Ethnomusicologists who have studied the pizzica — the Pugliese form closest to the historical tarantella — have documented the ritual context of the original dance: young women who were said to be "bitten" by the tarantula entered trance-like states and danced for days, guided by musicians who played specific tunes believed to correspond to the spider's temperament. The social function of the ritual, as scholars have argued, was more psychological and communal than medical — a mechanism for addressing trauma and social exclusion within the constraints of a highly conservative rural culture.

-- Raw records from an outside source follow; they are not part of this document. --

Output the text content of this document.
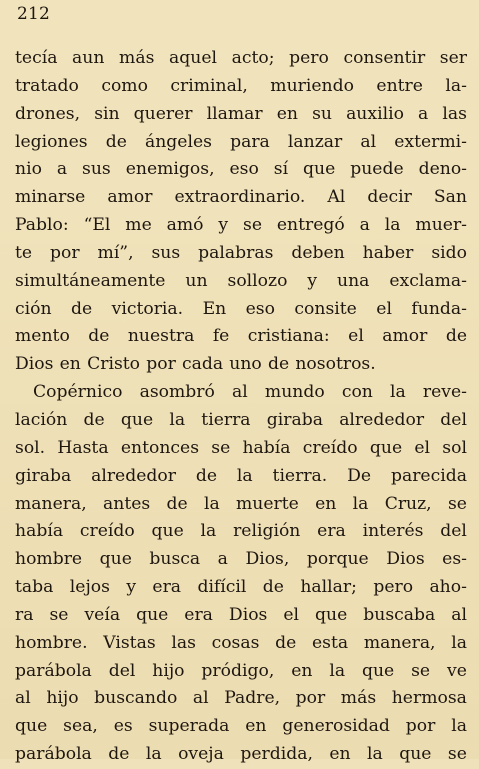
212
tecía aun más aquel acto; pero consentir ser
tratado como criminal, muriendo entre la-
drones, sin querer llamar en su auxilio a las
legiones de ángeles para lanzar al extermi-
nio a sus enemigos, eso sí que puede deno-
minarse amor extraordinario. Al decir San
Pablo: “El me amó y se entregó a la muer-
te por mí”, sus palabras deben haber sido
simultáneamente un sollozo y una exclama-
ción de victoria. En eso consite el funda-
mento de nuestra fe cristiana: el amor de
Dios en Cristo por cada uno de nosotros.
Copérnico asombró al mundo con la reve-
lación de que la tierra giraba alrededor del
sol. Hasta entonces se había creído que el sol
giraba alrededor de la tierra. De parecida
manera, antes de la muerte en la Cruz, se
había creído que la religión era interés del
hombre que busca a Dios, porque Dios es-
taba lejos y era difícil de hallar; pero aho-
ra se veía que era Dios el que buscaba al
hombre. Vistas las cosas de esta manera, la
parábola del hijo pródigo, en la que se ve
al hijo buscando al Padre, por más hermosa
que sea, es superada en generosidad por la
parábola de la oveja perdida, en la que se
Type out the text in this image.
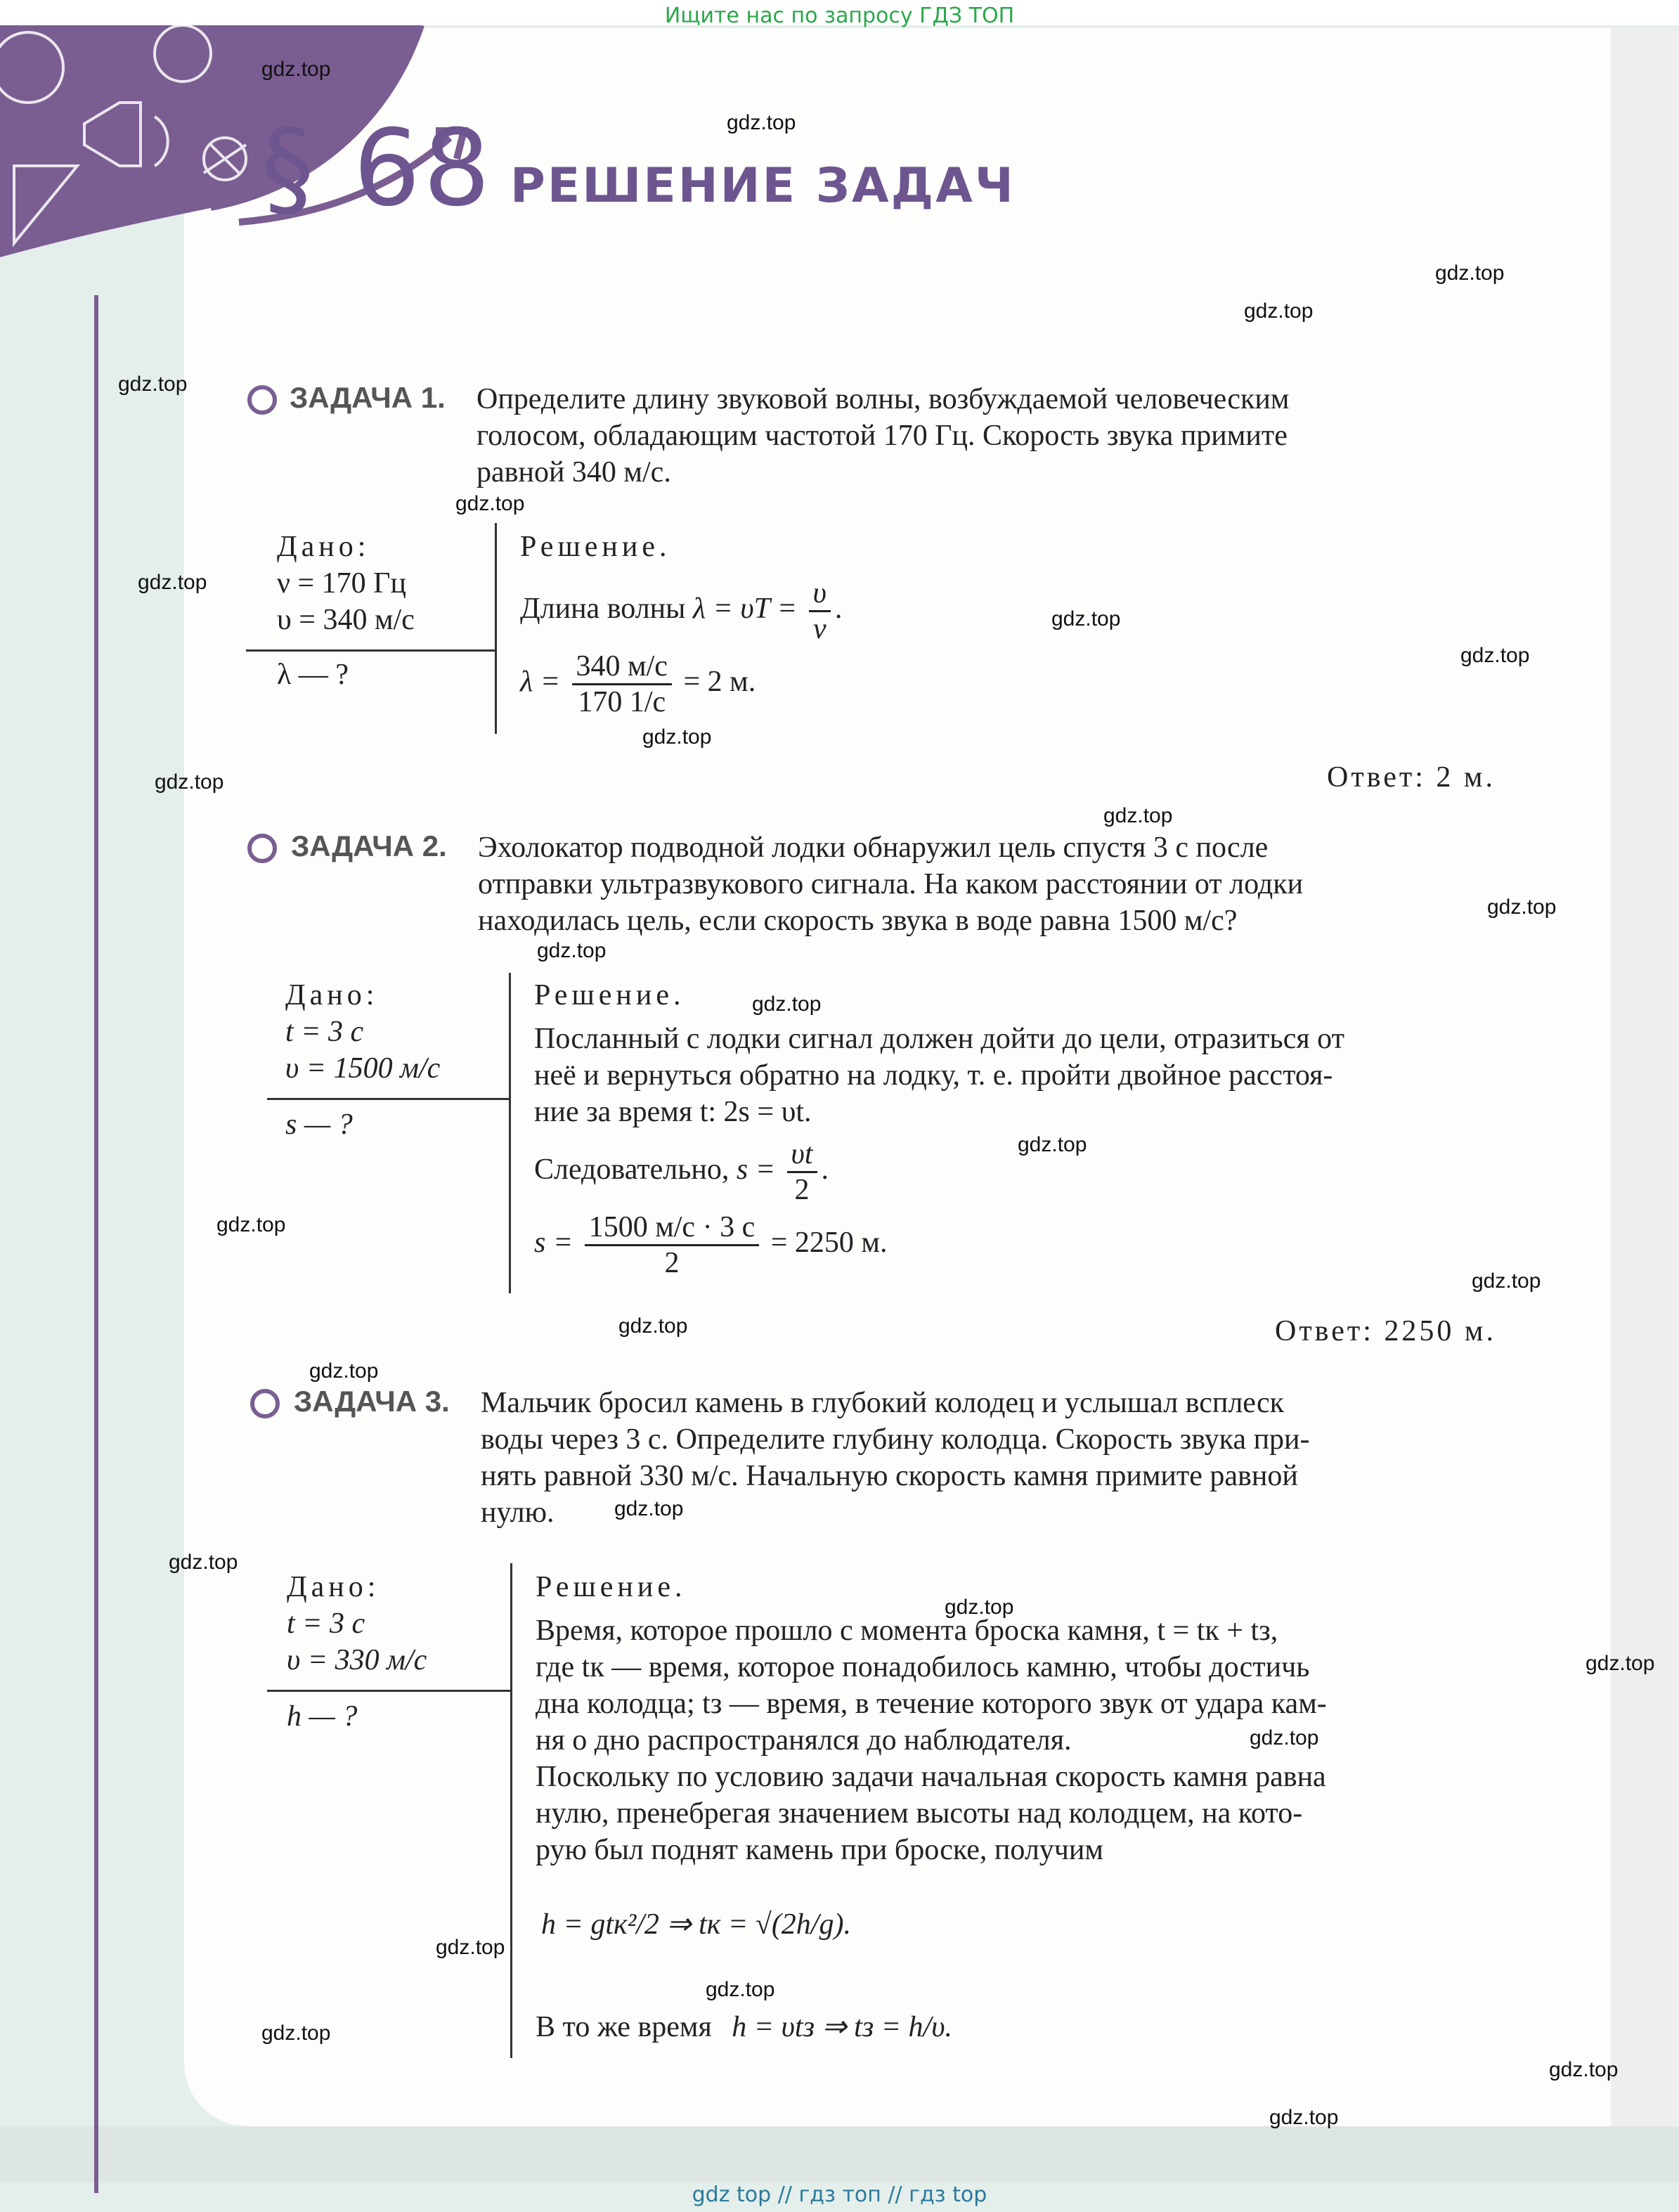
Ищите нас по запросу ГДЗ ТОП
§ 68 РЕШЕНИЕ ЗАДАЧ
gdz.top
gdz.top
gdz.top
gdz.top
gdz.top
gdz.top
gdz.top
gdz.top
gdz.top
gdz.top
gdz.top
gdz.top
gdz.top
gdz.top
gdz.top
gdz.top
gdz.top
gdz.top
gdz.top
gdz.top
gdz.top
gdz.top
gdz.top
gdz.top
gdz.top
gdz.top
gdz.top
gdz.top
gdz.top
gdz.top
ЗАДАЧА 1. Определите длину звуковой волны, возбуждаемой человеческим
голосом, обладающим частотой 170 Гц. Скорость звука примите
равной 340 м/с.
Дано:
ν = 170 Гц
υ = 340 м/с
λ — ?
Решение.
Длина волны $\lambda = \upsilon T = \frac{\upsilon}{\nu}$ .
$\lambda = \frac{340 м/с}{170 1/с} = 2$ м.
Ответ: 2 м.
ЗАДАЧА 2. Эхолокатор подводной лодки обнаружил цель спустя 3 с после
отправки ультразвукового сигнала. На каком расстоянии от лодки
находилась цель, если скорость звука в воде равна 1500 м/с?
Дано:
t = 3 с
υ = 1500 м/с
s — ?
Решение.
Посланный с лодки сигнал должен дойти до цели, отразиться от
неё и вернуться обратно на лодку, т. е. пройти двойное расстоя-
ние за время t: 2s = υt.
Следовательно, $s = \frac{\upsilon t}{2}$ .
$s = \frac{1500 м/с \cdot 3 с}{2} = 2250$ м.
Ответ: 2250 м.
ЗАДАЧА 3. Мальчик бросил камень в глубокий колодец и услышал всплеск
воды через 3 с. Определите глубину колодца. Скорость звука при-
нять равной 330 м/с. Начальную скорость камня примите равной
нулю.
Дано:
t = 3 с
υ = 330 м/с
h — ?
Решение.
Время, которое прошло с момента броска камня, t = tк + tз,
где tк — время, которое понадобилось камню, чтобы достичь
дна колодца; tз — время, в течение которого звук от удара кам-
ня о дно распространялся до наблюдателя.
Поскольку по условию задачи начальная скорость камня равна
нулю, пренебрегая значением высоты над колодцем, на кото-
рую был поднят камень при броске, получим
h = gtк²/2 ⇒ tк = √(2h/g).
В то же время h = υtз ⇒ tз = h/υ.
gdz top // гдз топ // гдз top
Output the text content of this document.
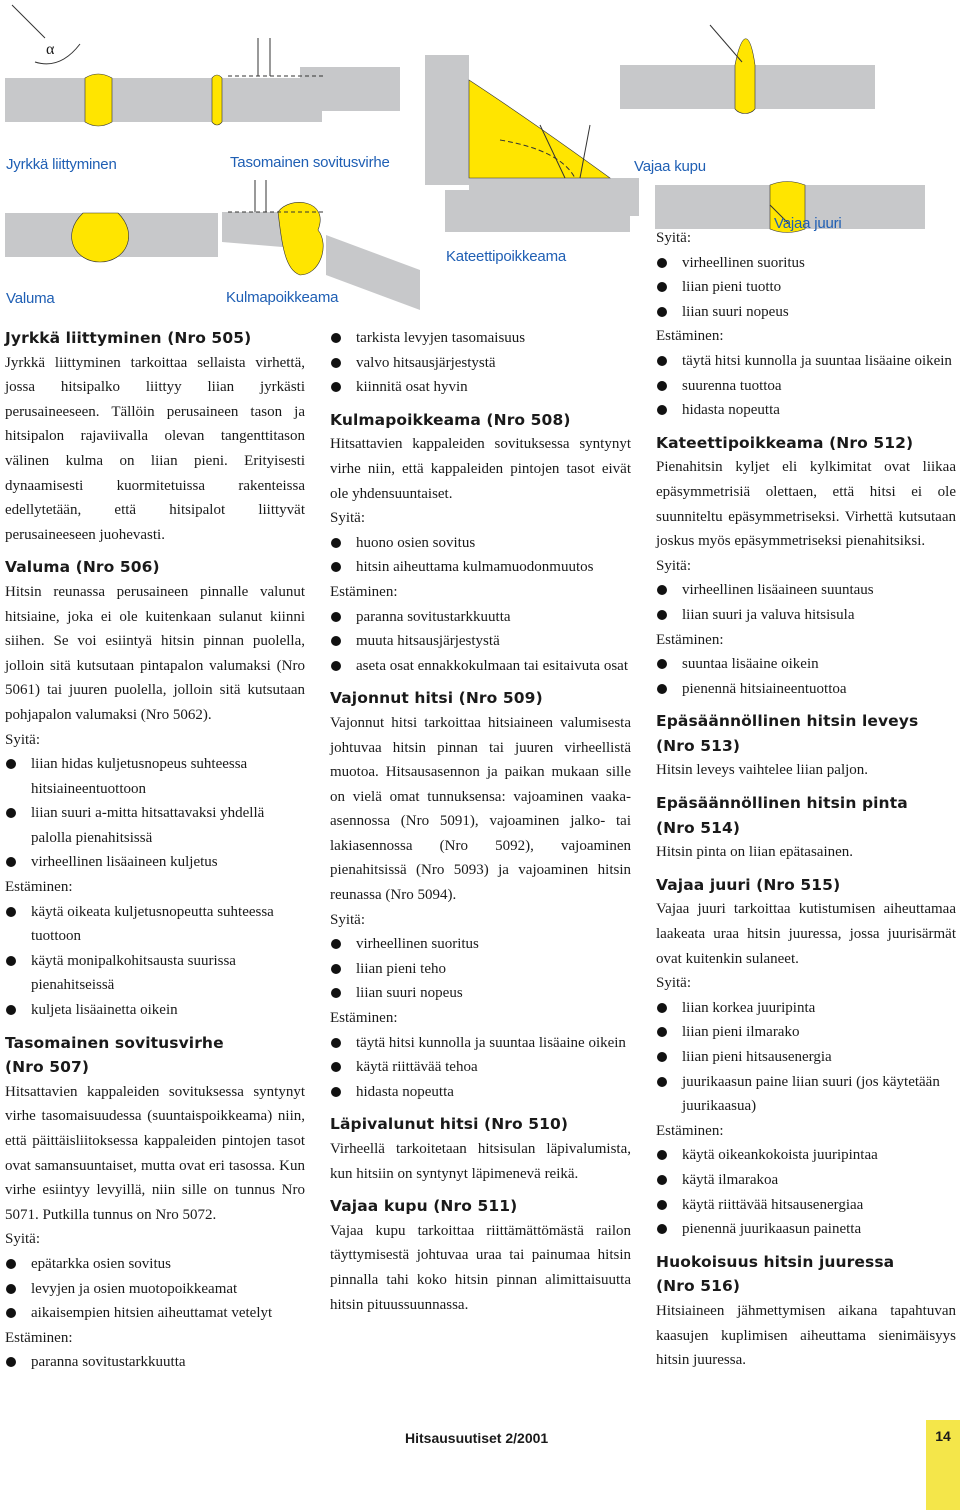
α
Jyrkkä liittyminen	Tasomainen sovitusvirhe	Vajaa kupu
Valuma	Kulmapoikkeama
Kateettipoikkeama
Vajaa juuri
Jyrkkä liittyminen (Nro 505)

Jyrkkä liittyminen tarkoittaa sellaista virhettä, jossa hitsipalko liittyy liian jyrkästi perusaineeseen. Tällöin perusaineen tason ja hitsipalon rajaviivalla olevan tangenttitason välinen kulma on liian pieni. Erityisesti dynaamisesti kuormitetuissa rakenteissa edellytetään, että hitsipalot liittyvät perusaineeseen juohevasti.

Valuma (Nro 506)

Hitsin reunassa perusaineen pinnalle valunut hitsiaine, joka ei ole kuitenkaan sulanut kiinni siihen. Se voi esiintyä hitsin pinnan puolella, jolloin sitä kutsutaan pintapalon valumaksi (Nro 5061) tai juuren puolella, jolloin sitä kutsutaan pohjapalon valumaksi (Nro 5062).

Syitä:
liian hidas kuljetusnopeus suhteessa hitsiaineentuottoon
liian suuri a-mitta hitsattavaksi yhdellä palolla pienahitsissä
virheellinen lisäaineen kuljetus
Estäminen:
käytä oikeata kuljetusnopeutta suhteessa tuottoon
käytä monipalkohitsausta suurissa pienahitseissä
kuljeta lisäainetta oikein
Tasomainen sovitusvirhe
(Nro 507)

Hitsattavien kappaleiden sovituksessa syntynyt virhe tasomaisuudessa (suuntaispoikkeama) niin, että päittäisliitoksessa kappaleiden pintojen tasot ovat samansuuntaiset, mutta ovat eri tasossa. Kun virhe esiintyy levyillä, niin sille on tunnus Nro 5071. Putkilla tunnus on Nro 5072.

Syitä:
epätarkka osien sovitus
levyjen ja osien muotopoikkeamat
aikaisempien hitsien aiheuttamat vetelyt
Estäminen:
paranna sovitustarkkuutta
tarkista levyjen tasomaisuus
valvo hitsausjärjestystä
kiinnitä osat hyvin
Kulmapoikkeama (Nro 508)

Hitsattavien kappaleiden sovituksessa syntynyt virhe niin, että kappaleiden pintojen tasot eivät ole yhdensuuntaiset.

Syitä:
huono osien sovitus
hitsin aiheuttama kulmamuodonmuutos
Estäminen:
paranna sovitustarkkuutta
muuta hitsausjärjestystä
aseta osat ennakkokulmaan tai esitaivuta osat
Vajonnut hitsi (Nro 509)

Vajonnut hitsi tarkoittaa hitsiaineen valumisesta johtuvaa hitsin pinnan tai juuren virheellistä muotoa. Hitsausasennon ja paikan mukaan sille on vielä omat tunnuksensa: vajoaminen vaaka-asennossa (Nro 5091), vajoaminen jalko- tai lakiasennossa (Nro 5092), vajoaminen pienahitsissä (Nro 5093) ja vajoaminen hitsin reunassa (Nro 5094).

Syitä:
virheellinen suoritus
liian pieni teho
liian suuri nopeus
Estäminen:
täytä hitsi kunnolla ja suuntaa lisäaine oikein
käytä riittävää tehoa
hidasta nopeutta
Läpivalunut hitsi (Nro 510)

Virheellä tarkoitetaan hitsisulan läpivalumista, kun hitsiin on syntynyt läpimenevä reikä.

Vajaa kupu (Nro 511)

Vajaa kupu tarkoittaa riittämättömästä railon täyttymisestä johtuvaa uraa tai painumaa hitsin pinnalla tahi koko hitsin pinnan alimittaisuutta hitsin pituussuunnassa.

Syitä:
virheellinen suoritus
liian pieni tuotto
liian suuri nopeus
Estäminen:
täytä hitsi kunnolla ja suuntaa lisäaine oikein
suurenna tuottoa
hidasta nopeutta
Kateettipoikkeama (Nro 512)

Pienahitsin kyljet eli kylkimitat ovat liikaa epäsymmetrisiä olettaen, että hitsi ei ole suunniteltu epäsymmetriseksi. Virhettä kutsutaan joskus myös epäsymmetriseksi pienahitsiksi.

Syitä:
virheellinen lisäaineen suuntaus
liian suuri ja valuva hitsisula
Estäminen:
suuntaa lisäaine oikein
pienennä hitsiaineentuottoa
Epäsäännöllinen hitsin leveys
(Nro 513)

Hitsin leveys vaihtelee liian paljon.

Epäsäännöllinen hitsin pinta
(Nro 514)

Hitsin pinta on liian epätasainen.

Vajaa juuri (Nro 515)

Vajaa juuri tarkoittaa kutistumisen aiheuttamaa laakeata uraa hitsin juuressa, jossa juurisärmät ovat kuitenkin sulaneet.

Syitä:
liian korkea juuripinta
liian pieni ilmarako
liian pieni hitsausenergia
juurikaasun paine liian suuri (jos käytetään juurikaasua)
Estäminen:
käytä oikeankokoista juuripintaa
käytä ilmarakoa
käytä riittävää hitsausenergiaa
pienennä juurikaasun painetta
Huokoisuus hitsin juuressa
(Nro 516)

Hitsiaineen jähmettymisen aikana tapahtuvan kaasujen kuplimisen aiheuttama sienimäisyys hitsin juuressa.

Hitsausuutiset 2/2001	14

The connection between the Tarantino surname and the tarantella is entirely etymological — both derive from the city of Taranto — but the cultural associations that cluster around the name give it a distinctive resonance. To carry the name Tarantino is to carry a connection to one of the oldest cities in Italy, to its distinctive folk culture, and to the linguistic accidents that made a spider and a dance the city's most recognisable global exports before cinema arrived.
Quentin Jerome Tarantino was born on 27 March 1963 in Knoxville, Tennessee. His mother, Connie McHugh, was of Cherokee and Scots-Irish descent; his father, Tony Tarantino, was an Italian-American actor and musician from New York whose family's Italian origins are from the Puglia region. The Italian-American grandfather, Anthony Tarantino, carried the Pugliese surname into the Tennessee-born filmmaker's identity.
Tarantino's films — Reservoir Dogs (1992), Pulp Fiction (1994), Jackie Brown (1997), Kill Bill (2003–04), Inglourious Basterds (2009), Django Unchained (2012), The Hateful Eight (2015), Once Upon a Time in Hollywood (2019) — have made him one of the most influential filmmakers of the late twentieth and early twenty-first centuries. His characteristic blend of extreme violence, extended dialogue, non-linear narrative, and encyclopaedic cinematic reference has been imitated so widely that it constitutes a recognisable aesthetic category.
The surname Tarantino has become so strongly associated with Quentin that it functions in many contexts as a brand — a shorthand for a particular kind of stylised, self-aware, culturally voracious filmmaking. Like DiMaggio in baseball, the name has achieved cultural currency beyond its Italian-American genealogical context.
Taranto province in Puglia is the primary research territory for Tarantino families. Civil registration began in the Kingdom of the Two Sicilies (which included Puglia) in 1809 under Napoleonic administration, providing earlier records than most of unified Italy.
Antenati portal (antenati.san.beniculturali.it) — civil registration records for Puglia from 1809 onwards. The commune of Taranto and surrounding Puglia communes are the primary starting point.
FamilySearch — Catholic parish records for Puglia predate civil registration and are accessible through the FamilySearch microfilm collection. The Diocese of Taranto's parish records are among those microfilmed.
Ship manifests and immigration records — Italian emigrants from Puglia arrived primarily through the port of Naples or, for later emigrants, through Genoa. American arrival records at Ellis Island (1892–1957) are searchable at the Statue of Liberty-Ellis Island Foundation database.
State Archive of Taranto — holds civil registration records, notarial records, and other historical documents for the Taranto province. Direct contact with the archive can access records not yet digitised in the Antenati portal.